The key is what defines the asana and should remain throughout. Even beginner students should be able to achieve this. The skill of the teacher is to provide modifications which allow everyone to approach this key alignment. In the case of Paravritta Trikonasana it may be to only bend forward from squared hips and gradually work closer to placing the hand on the floor, without even attempting to twist. I have chosen not to include these modifications, as the book would end up too large and lose focus on the main theme.
The Aim provides a brief indication of where the asana is going, of what you are trying to achieve. It has to be understood that the key and the aim are not written in stone. They are suggestions which have proved very useful in my own teaching and practice. But the key could easily be changed depending on what you want to do, and this may also change the aim.
Once the concepts of key and aim are understood, it’s easy to add some more detail:
The Foundation gives further information into what really is basic alignment for the particular asana, like how far the feet should be apart and where the gaze should go. Again, like the key concept, you would expect a student to have this basic alignment before going any further, either on their own, or through an adjustment. And this gives a reasonably simple set of guidelines for a teacher who can almost tick them off. If some of the points are wrong, a verbal adjustment will almost always suffice.
What to do tells you what actions you can take to move deeper into the position without losing the alignment. I thought this would be useful both from a teacher’s perspective and a practitioner’s. These actions can be carried out by the student or may form part of an adjustment. In other words, they are guides to physically adjusting.
The rest of the book deals with the actual adjustments. I have tried to keep it consistent and logical. The first photo shows the student as would be observed by the teacher, and a list of observation points are given which lead to the decision of how to adjust.
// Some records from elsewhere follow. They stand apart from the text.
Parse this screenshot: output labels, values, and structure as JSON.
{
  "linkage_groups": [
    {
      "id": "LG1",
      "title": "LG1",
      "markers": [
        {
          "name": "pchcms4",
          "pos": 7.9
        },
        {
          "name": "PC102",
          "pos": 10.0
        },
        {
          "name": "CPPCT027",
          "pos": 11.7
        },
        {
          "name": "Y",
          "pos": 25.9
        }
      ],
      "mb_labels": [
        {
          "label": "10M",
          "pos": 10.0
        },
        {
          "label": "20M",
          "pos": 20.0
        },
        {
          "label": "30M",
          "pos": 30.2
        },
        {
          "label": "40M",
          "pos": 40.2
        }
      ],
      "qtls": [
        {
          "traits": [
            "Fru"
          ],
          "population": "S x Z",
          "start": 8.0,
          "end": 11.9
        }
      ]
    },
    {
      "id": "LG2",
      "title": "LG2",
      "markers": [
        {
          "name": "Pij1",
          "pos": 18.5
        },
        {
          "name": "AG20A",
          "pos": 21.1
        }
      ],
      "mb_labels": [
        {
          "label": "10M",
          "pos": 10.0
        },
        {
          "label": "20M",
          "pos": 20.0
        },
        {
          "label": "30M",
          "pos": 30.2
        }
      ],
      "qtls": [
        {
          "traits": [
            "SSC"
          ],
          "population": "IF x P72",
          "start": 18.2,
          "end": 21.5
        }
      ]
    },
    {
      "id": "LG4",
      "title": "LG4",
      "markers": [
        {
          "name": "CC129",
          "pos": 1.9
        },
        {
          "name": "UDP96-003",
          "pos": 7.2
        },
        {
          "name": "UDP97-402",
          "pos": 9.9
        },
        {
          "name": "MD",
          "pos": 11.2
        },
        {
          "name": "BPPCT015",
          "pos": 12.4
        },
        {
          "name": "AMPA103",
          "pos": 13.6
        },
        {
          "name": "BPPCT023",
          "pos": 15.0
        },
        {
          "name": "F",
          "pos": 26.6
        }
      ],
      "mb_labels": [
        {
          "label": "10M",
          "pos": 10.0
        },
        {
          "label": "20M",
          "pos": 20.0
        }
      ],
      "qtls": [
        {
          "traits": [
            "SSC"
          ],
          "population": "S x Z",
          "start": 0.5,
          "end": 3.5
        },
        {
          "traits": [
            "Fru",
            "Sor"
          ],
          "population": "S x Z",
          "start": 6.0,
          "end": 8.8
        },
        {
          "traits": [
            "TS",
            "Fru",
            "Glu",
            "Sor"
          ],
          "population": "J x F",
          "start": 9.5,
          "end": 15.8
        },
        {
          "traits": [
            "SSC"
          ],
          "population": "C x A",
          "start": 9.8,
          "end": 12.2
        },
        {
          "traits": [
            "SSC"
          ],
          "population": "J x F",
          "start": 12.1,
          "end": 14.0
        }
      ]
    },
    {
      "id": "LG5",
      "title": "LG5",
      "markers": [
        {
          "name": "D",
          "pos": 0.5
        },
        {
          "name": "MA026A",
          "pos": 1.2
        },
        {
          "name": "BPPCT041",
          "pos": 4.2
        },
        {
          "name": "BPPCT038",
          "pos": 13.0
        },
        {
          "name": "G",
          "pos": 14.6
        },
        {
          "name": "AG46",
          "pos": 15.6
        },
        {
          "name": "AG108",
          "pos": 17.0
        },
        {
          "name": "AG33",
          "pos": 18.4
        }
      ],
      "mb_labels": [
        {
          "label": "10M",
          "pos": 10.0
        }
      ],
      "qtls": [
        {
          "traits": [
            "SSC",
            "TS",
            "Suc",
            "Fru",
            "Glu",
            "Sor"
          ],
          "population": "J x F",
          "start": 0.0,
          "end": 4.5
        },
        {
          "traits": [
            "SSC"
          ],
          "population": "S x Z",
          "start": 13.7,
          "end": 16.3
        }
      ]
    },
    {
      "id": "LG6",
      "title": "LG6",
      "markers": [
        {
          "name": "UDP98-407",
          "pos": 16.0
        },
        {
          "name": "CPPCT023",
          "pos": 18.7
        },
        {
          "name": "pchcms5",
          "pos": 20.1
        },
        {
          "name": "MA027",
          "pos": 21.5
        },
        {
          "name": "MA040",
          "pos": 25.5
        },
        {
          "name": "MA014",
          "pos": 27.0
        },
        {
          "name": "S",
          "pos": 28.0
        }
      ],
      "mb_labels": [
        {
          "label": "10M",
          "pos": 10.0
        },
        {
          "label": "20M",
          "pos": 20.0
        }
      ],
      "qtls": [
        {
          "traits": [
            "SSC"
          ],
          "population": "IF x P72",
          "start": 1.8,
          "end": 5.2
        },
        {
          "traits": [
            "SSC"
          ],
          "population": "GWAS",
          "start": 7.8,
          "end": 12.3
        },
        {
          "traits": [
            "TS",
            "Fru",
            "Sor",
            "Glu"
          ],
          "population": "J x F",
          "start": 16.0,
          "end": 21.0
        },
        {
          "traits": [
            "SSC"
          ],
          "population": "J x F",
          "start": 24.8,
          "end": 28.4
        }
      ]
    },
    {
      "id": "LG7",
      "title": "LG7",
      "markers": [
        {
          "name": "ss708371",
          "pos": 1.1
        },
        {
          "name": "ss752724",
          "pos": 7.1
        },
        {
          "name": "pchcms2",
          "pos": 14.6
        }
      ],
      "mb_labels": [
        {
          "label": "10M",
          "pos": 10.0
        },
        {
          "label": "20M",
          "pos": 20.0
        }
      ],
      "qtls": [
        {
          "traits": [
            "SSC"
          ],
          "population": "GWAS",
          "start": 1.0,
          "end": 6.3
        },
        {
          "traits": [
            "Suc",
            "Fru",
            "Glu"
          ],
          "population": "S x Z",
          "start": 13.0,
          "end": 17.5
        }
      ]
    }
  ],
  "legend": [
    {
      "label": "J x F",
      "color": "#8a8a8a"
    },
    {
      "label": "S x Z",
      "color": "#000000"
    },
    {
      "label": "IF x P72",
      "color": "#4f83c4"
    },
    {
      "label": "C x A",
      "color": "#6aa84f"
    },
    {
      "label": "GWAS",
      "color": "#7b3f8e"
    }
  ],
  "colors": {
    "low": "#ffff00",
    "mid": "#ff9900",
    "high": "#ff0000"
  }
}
The photos which follow show alternative methods of adjusting the same asana, or a different adjustment for a different student. I thought it worth dividing the adjustments into types because they all have a very different feel and effect. This has been the most creative part of the project and has made me realize the endless possibilities. Some of the adjustments are based on Proprioceptive Neuromuscular Facilitation which I teach to my students.
This technique can be used both in one’s own practice or in what I have called a resistance adjustment. The great thing about this type of adjustment is that once you get the idea you can invent your own for almost every asana, and they really work because the student is equally involved and quickly adapts the adjustment to his or her self-practice.
The partner section follows on logically from the previous sections because it’s a bit like two people adjusting each other at the same time. I have labeled the asanas which lend themselves to both conventional adjusting and to partner ‘adjusting’, so the reader can see how the equivalent adjustment will look when done as a partner exercise.
And I could not resist adding something from Traditional Thai Massage, which for me is adjusting taken to its most refined and subtle form.
I hope you enjoy using the book as much as we all have done creating it.